First off, it should be noted that spectacular punitive damage cases like that of Betty Bullock are extremely rare. In fact, punitive damage cases themselves that go all the way to court are fairly rare, and only about 2% of all punitive damage cases result in those damages being successfully awarded to the plaintiff.

The role of punitive damages in lawsuits is a contentious one. Punitive damages are a form of financial punishment, designed not to compensate a victim for losses, but to aggressively financially damage the plaintiff, either as a form of “economic revenge” or to send a message to others that such practices will not be tolerated and will target the defendant where it may hurt most—the bank account.
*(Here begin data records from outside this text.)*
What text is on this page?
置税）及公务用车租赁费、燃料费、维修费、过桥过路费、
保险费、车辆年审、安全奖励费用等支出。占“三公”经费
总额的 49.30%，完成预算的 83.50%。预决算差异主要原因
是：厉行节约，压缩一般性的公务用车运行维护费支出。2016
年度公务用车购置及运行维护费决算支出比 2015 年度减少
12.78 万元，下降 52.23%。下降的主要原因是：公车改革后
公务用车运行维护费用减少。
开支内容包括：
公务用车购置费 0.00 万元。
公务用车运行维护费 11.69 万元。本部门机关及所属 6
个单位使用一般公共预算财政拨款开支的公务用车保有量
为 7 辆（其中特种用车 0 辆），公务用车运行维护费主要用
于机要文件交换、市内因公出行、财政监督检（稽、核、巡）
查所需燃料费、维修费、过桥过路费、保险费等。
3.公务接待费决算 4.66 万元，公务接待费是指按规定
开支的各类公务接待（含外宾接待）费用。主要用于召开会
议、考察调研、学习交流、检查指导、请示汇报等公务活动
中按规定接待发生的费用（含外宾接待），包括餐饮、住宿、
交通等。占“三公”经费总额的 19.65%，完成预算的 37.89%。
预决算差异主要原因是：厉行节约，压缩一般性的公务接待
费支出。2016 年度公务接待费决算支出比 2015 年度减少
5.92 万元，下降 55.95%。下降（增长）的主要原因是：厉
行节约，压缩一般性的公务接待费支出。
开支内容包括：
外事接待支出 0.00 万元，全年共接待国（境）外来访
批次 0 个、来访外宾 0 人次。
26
It is for this reason that the concept of punitive damages is controversial enough that some states don’t even allow punitive damages to enter into a lawsuit. If you live in Washington State, Louisiana, or Nebraska, adding punitive damages to your lawsuit wouldn’t be possible.

The Florida Way


Here in Florida, punitive damages do exist, but they require very specific circumstances in order to be added to a lawsuit. One factor that may allow for punitive damages is the presence of “intentional misconduct.” This means that an act of negligence was actually deliberate, such as a pit bull owner with an aggressive animal leaving the animal in an area where it is hoped the animal will attack children.

Gross negligence is the other instance where punitive damages may be allowed. The management of a fair failing to properly maintain a ride which then results in the death of multiple passengers would be a tragic example of this. However, in both of these cases, there is a limit to the amount allowable for punitive damages. In most situations in Florida, it is about $500,000 or three times the amount of compensatory damages, whichever is greater.